Le incompatibilità sono dunque tante, ma forse quella più importante ha a che vedere con il posizionamento politico che intravvediamo. Se la post-ideologia grillina prevedeva di andare oltre la destra e la sinistra, con l’unico obiettivo di portare il popolo puro a sostituire i politici corrotti nell’ambito di una cittadinocrazia incontaminata e senza colori, la proposta di Conte si situa saldamente al centro dello spazio politico seppure con lo sguardo rivolto a sinistra, alle diseguaglianze sociali, alla transizione ecologica e alla sostenibilità equa.

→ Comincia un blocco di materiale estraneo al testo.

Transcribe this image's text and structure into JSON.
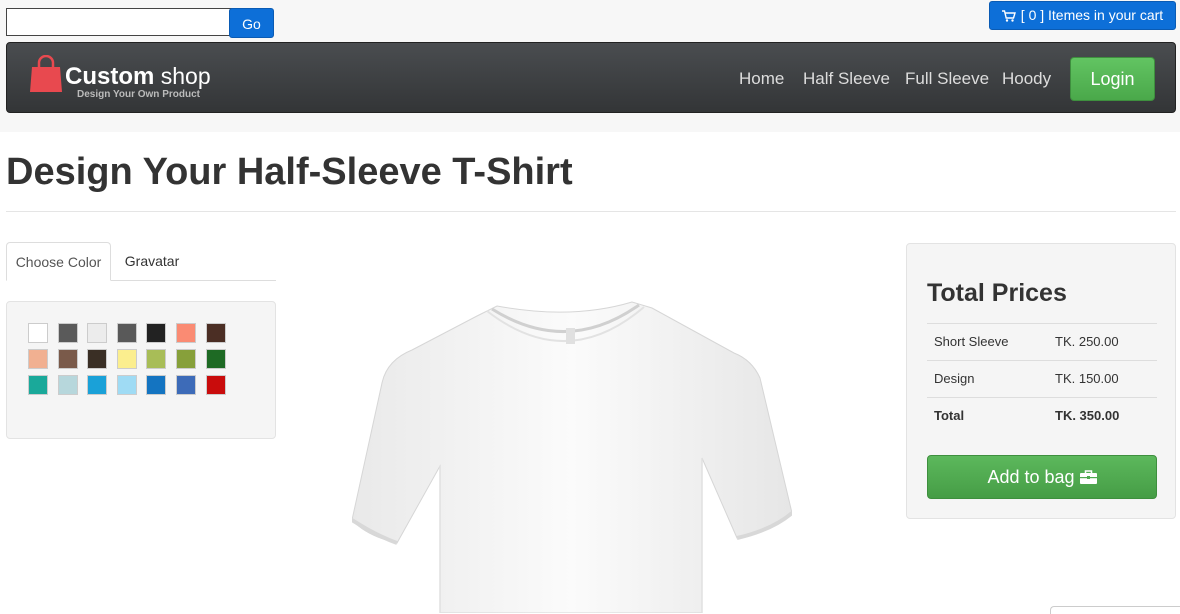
{
  "search": {
    "value": "",
    "placeholder": "",
    "go_label": "Go"
  },
  "cart": {
    "label": "[ 0 ] Itemes in your cart",
    "icon": "cart-icon"
  },
  "brand": {
    "name_bold": "Custom",
    "name_light": " shop",
    "tagline": "Design Your Own Product",
    "icon": "shopping-bag-icon",
    "color": "#e8494f"
  },
  "nav": {
    "items": [
      "Home",
      "Half Sleeve",
      "Full Sleeve",
      "Hoody"
    ],
    "login_label": "Login"
  },
  "page": {
    "title": "Design Your Half-Sleeve T-Shirt"
  },
  "tabs": [
    {
      "label": "Choose Color",
      "active": true
    },
    {
      "label": "Gravatar",
      "active": false
    }
  ],
  "swatches": [
    "#ffffff",
    "#5a5a5a",
    "#ececec",
    "#595959",
    "#222222",
    "#fa8b73",
    "#4b2e24",
    "#f1b091",
    "#7a5a4a",
    "#3a2f25",
    "#fbee8e",
    "#a8bd57",
    "#87a03a",
    "#1e6a24",
    "#1aa99a",
    "#b7d7dc",
    "#1aa1d8",
    "#9fdbf4",
    "#1474c1",
    "#3d6bb8",
    "#c90c0c"
  ],
  "prices": {
    "title": "Total Prices",
    "rows": [
      {
        "label": "Short Sleeve",
        "value": "TK. 250.00"
      },
      {
        "label": "Design",
        "value": "TK. 150.00"
      },
      {
        "label": "Total",
        "value": "TK. 350.00"
      }
    ],
    "add_label": "Add to bag",
    "add_icon": "briefcase-icon"
  },
  "colors": {
    "primary": "#0d6fd8",
    "success": "#5cb85c",
    "navbar": "#3e4144"
  }
}
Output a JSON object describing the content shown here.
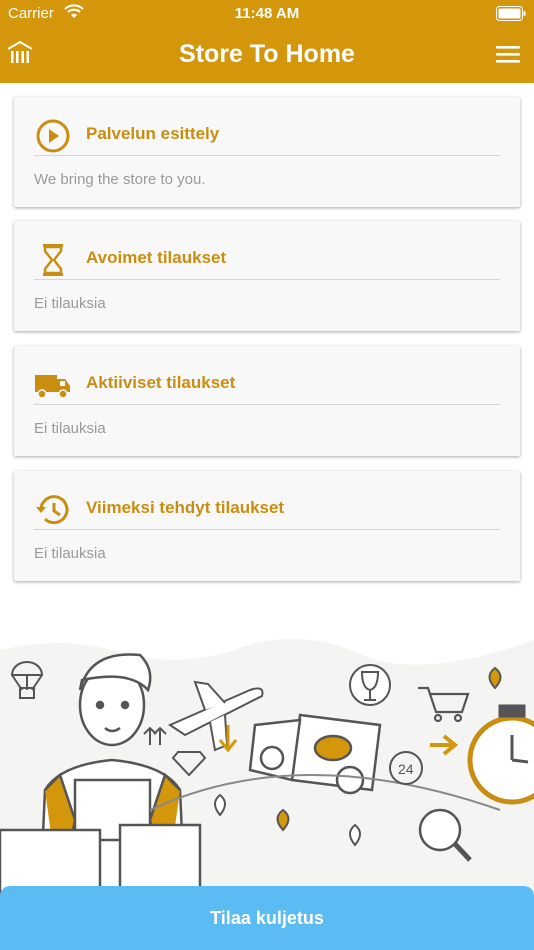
{
  "status": {
    "carrier": "Carrier",
    "time": "11:48 AM"
  },
  "header": {
    "title": "Store To Home",
    "logo_icon": "bank-building-icon",
    "menu_icon": "hamburger-menu-icon"
  },
  "colors": {
    "primary": "#d4960a",
    "accent_text": "#c98d12",
    "cta": "#5bbcf4"
  },
  "cards": [
    {
      "icon": "play-circle-icon",
      "title": "Palvelun esittely",
      "subtitle": "We bring the store to you."
    },
    {
      "icon": "hourglass-icon",
      "title": "Avoimet tilaukset",
      "subtitle": "Ei tilauksia"
    },
    {
      "icon": "delivery-truck-icon",
      "title": "Aktiiviset tilaukset",
      "subtitle": "Ei tilauksia"
    },
    {
      "icon": "history-clock-icon",
      "title": "Viimeksi tehdyt tilaukset",
      "subtitle": "Ei tilauksia"
    }
  ],
  "cta": {
    "label": "Tilaa kuljetus"
  }
}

Per il Partito democratico questa è una buona notizia; Conte vuole stare nel campo progressista, e conferma di vedere con favore l’alleanza progressista contro i partiti della destra radicale. Anche se, una eventuale lista o partito guidato da Conte avrà inevitabilmente molte aree di sovrapposizione con gli eletti e gli elettori democratici, con il rischio di cannibalizzazione reciproca.
Vedremo cosa risponderà Beppe Grillo; se rimarrà intrappolato nell’Opa lanciata da Conte, leader ieri tra i più popolari, e finirà per rassegnarsi e cedere in toto la leadership del M5S o se la respingerà. E vedremo anche se l’ex Primo Ministro avrà la forza, come pare di capire, di intraprendere un cammino alternativo.
Sta di fatto che ci ricorderemo a lungo della conferenza stampa di ieri; quella in cui Conte ha messo definitivamente la parola fine al Movimento 5 Stelle.